Furthermore, I am curious about a different, more general question: if X and Y are random variables and $E[XY] = 0$, can anything interesting be concluded?
I think there the OP misunderstands the "moments conditions" in the context of linear regression, and @Nicolas Agote's (albeit correct) does resolve this misunderstanding.
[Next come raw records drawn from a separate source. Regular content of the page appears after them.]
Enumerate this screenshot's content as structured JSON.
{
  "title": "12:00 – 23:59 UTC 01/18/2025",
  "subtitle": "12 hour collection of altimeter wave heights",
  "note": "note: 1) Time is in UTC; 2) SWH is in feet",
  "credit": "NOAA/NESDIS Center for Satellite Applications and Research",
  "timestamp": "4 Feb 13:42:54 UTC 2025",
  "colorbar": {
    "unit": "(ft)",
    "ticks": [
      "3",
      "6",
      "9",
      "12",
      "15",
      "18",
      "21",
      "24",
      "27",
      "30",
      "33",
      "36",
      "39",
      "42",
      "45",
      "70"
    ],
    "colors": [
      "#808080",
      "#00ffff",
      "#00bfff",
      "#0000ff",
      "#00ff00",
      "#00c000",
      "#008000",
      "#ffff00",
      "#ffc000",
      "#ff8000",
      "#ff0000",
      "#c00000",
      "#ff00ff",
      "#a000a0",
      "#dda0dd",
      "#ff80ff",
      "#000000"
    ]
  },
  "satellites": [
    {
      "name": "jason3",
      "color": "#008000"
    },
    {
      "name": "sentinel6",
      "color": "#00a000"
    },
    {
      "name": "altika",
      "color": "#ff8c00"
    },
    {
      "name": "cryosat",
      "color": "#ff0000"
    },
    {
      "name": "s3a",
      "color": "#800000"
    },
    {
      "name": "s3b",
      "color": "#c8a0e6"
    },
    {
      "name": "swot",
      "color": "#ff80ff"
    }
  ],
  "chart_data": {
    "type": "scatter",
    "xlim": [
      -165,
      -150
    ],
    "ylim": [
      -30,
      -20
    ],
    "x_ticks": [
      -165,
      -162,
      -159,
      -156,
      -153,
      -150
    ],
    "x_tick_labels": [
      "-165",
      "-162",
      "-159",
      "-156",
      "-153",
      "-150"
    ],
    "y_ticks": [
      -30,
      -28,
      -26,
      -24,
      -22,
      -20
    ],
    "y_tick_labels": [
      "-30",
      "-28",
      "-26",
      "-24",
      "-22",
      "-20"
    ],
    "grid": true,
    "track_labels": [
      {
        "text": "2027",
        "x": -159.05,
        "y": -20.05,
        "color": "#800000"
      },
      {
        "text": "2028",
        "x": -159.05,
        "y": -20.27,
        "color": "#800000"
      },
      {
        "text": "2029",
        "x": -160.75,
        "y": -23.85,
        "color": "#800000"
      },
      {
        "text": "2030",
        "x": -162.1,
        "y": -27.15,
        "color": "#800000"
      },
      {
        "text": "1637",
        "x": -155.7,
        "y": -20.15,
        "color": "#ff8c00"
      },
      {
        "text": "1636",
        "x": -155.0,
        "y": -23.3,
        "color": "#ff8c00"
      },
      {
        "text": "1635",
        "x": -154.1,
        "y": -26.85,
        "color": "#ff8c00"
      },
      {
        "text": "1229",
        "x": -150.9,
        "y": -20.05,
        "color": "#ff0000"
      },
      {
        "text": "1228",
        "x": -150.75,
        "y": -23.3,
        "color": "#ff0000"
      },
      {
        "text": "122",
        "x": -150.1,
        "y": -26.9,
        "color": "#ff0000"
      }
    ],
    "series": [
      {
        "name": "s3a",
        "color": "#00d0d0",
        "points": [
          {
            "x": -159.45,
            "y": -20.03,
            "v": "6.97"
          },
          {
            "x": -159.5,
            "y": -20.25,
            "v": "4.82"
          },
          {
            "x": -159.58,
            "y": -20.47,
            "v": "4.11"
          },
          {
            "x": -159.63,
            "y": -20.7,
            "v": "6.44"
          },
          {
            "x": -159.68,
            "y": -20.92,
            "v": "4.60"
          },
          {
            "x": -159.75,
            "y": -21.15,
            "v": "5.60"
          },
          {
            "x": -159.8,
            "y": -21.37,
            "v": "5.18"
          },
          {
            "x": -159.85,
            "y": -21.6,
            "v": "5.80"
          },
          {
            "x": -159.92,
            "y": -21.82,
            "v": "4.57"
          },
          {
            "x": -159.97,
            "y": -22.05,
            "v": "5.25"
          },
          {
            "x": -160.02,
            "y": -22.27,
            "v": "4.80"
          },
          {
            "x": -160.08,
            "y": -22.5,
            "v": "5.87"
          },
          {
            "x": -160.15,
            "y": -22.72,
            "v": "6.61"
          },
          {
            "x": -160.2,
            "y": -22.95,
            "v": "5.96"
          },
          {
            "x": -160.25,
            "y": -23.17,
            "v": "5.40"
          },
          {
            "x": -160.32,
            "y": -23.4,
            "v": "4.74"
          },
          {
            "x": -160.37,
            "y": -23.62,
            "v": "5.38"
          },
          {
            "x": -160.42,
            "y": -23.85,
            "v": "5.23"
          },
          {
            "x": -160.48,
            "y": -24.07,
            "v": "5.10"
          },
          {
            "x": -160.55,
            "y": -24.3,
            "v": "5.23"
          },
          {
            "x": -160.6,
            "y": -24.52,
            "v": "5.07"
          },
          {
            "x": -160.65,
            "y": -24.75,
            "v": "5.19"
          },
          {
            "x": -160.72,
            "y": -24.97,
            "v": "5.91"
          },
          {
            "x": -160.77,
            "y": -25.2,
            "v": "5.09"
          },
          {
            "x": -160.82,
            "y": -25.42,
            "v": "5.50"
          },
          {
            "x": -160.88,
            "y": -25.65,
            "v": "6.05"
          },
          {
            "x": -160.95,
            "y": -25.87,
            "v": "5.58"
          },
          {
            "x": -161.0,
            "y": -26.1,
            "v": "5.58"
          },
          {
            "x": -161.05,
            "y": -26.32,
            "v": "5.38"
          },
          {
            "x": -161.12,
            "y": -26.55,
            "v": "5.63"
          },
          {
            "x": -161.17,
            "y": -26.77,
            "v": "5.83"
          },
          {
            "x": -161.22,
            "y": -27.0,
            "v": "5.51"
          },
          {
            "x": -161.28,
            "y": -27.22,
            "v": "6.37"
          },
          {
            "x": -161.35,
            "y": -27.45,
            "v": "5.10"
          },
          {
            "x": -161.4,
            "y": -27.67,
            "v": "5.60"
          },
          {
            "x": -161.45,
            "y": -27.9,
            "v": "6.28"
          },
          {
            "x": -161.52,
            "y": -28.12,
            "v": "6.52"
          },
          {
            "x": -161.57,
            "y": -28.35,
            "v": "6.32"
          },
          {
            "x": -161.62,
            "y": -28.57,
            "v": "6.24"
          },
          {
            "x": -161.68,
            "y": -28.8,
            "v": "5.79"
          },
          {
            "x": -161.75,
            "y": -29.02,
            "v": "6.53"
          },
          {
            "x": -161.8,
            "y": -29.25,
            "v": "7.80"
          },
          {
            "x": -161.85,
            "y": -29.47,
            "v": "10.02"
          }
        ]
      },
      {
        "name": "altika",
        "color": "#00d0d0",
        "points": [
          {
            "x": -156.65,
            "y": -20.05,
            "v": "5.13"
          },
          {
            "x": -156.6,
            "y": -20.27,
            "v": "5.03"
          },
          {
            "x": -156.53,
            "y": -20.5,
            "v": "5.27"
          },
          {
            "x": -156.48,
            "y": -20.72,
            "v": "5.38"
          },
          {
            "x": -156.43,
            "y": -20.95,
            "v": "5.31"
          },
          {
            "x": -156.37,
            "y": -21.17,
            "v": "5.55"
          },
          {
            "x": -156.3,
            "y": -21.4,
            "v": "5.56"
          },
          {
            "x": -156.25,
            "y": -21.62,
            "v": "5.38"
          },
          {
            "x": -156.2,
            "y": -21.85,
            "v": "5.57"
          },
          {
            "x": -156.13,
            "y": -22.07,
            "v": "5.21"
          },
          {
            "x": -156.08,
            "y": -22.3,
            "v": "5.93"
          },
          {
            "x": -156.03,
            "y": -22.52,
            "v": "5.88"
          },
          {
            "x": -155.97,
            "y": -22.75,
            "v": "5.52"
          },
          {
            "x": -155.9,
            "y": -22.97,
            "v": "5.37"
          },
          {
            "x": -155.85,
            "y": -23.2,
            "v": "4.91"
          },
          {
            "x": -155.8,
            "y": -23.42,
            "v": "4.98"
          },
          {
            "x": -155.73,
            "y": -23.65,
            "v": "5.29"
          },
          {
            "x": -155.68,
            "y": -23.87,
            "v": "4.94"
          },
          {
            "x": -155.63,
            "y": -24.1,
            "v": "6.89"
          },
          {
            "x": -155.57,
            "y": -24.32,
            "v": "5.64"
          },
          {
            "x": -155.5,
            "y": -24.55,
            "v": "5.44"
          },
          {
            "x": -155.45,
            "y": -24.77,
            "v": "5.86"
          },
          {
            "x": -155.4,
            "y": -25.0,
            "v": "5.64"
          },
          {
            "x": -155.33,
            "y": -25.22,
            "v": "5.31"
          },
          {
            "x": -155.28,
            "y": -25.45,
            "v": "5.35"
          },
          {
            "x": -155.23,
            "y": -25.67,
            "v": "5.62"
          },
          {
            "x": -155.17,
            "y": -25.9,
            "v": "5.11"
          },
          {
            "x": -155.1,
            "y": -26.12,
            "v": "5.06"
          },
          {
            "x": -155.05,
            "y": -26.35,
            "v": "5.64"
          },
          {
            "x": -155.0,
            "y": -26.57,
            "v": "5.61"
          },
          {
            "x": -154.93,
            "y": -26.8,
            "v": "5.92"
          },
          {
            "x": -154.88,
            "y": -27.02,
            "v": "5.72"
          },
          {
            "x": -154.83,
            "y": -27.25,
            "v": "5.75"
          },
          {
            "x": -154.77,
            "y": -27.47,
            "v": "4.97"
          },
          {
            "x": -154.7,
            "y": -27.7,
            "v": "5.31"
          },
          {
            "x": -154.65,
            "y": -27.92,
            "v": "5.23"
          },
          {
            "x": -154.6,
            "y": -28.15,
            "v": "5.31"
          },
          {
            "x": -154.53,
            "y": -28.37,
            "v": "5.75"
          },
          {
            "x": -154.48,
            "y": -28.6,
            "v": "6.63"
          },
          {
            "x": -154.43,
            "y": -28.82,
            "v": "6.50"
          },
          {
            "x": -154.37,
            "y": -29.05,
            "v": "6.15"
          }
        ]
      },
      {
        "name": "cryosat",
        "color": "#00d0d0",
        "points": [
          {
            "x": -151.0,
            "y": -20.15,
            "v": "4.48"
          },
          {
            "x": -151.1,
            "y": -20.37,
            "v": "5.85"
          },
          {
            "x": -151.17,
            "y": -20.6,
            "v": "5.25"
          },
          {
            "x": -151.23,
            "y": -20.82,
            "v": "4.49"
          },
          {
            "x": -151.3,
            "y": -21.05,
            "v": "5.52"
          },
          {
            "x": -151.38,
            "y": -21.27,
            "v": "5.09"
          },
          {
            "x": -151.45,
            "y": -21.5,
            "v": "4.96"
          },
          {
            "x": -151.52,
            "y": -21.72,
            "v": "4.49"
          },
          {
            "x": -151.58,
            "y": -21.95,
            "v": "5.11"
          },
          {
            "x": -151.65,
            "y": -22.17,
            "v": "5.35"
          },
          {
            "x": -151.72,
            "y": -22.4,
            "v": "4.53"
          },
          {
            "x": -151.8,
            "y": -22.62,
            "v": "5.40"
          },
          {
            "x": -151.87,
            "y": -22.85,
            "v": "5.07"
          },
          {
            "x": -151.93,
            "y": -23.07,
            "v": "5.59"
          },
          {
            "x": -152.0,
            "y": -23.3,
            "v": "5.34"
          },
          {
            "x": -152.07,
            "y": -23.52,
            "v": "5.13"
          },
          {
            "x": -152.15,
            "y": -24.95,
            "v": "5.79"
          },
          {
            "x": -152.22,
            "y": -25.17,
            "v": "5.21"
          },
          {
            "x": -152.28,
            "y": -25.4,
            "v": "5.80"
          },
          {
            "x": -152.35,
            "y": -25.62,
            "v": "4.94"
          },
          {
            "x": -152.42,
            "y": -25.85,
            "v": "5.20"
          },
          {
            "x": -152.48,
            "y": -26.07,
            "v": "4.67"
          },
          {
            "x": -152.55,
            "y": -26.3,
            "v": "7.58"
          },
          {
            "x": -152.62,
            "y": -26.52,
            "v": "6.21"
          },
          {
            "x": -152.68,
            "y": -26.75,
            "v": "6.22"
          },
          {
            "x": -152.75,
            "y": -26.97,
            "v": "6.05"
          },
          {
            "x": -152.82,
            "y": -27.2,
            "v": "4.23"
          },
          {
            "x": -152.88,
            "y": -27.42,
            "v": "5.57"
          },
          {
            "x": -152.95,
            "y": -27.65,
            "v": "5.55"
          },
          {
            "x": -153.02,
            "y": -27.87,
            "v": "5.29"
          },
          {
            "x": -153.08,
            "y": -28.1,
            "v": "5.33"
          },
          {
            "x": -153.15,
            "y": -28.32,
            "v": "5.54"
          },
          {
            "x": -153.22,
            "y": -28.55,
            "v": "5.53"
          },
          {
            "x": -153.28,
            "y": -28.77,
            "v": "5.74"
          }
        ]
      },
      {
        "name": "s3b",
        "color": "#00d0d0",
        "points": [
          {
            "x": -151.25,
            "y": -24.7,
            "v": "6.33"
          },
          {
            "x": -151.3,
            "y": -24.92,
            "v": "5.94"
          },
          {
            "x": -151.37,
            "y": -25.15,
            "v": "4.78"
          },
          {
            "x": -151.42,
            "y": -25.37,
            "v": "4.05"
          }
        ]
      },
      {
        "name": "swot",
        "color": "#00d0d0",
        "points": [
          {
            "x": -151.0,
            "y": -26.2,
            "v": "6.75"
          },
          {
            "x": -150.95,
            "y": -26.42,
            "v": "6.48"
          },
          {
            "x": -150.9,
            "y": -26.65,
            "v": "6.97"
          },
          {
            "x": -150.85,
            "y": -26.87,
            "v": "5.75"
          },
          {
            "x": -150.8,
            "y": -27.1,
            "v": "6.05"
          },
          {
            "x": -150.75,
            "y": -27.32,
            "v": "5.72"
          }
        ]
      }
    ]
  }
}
A linear regression assumes that the conditional mean $\mathbb E[Y|X]$ of a random variable $Y$ given another random variable $X$ has the functional form $$\mathbb E[Y|X] = b_0 + b_1 X,$$ where $b_0$ and $b_1$ are unknown constants. The goal is to estimate these unknown constants based on observed data. One way of estimating these parameters is the Method of Moments of approach. With this approach, $b_0$ and $b_1$ are estimated such the sample version of the moment condition $$\mathbb E[X(Y - b_0 -b_1X)] = 0$$ is satisfied.
In fact, this does not imply the equation $$ X\mathbb E[Y-b_0-b_1X] = 0$$ Instead, if the model is correct, i. e. $$\mathbb E[Y|X] = b_0 + b_1X$$ holds, the equation is trivially true:
\begin{align*} X\mathbb E[Y-b_0-b_1X] &= X\mathbb E[Y] - b_0X - b_1X\mathbb E[X] \\ &= X\mathbb E[\mathbb E[Y|X]] - Xb_0 - Xb_1\mathbb E[X] \\ &= X\mathbb E[b_0 + b_1X] - Xb_0 - Xb_1\mathbb E[X] \\ &= Xb_0 + Xb_1\mathbb E[X] - Xb_0 - Xb_1\mathbb E[X] \\ &= 0,\end{align*} where linearity of $\mathbb E$ is used in the first and third line and the law of iterated expectation in the second line. Note that $$E[X(Y - b_0 -b_1X)] = 0$$ is not needed.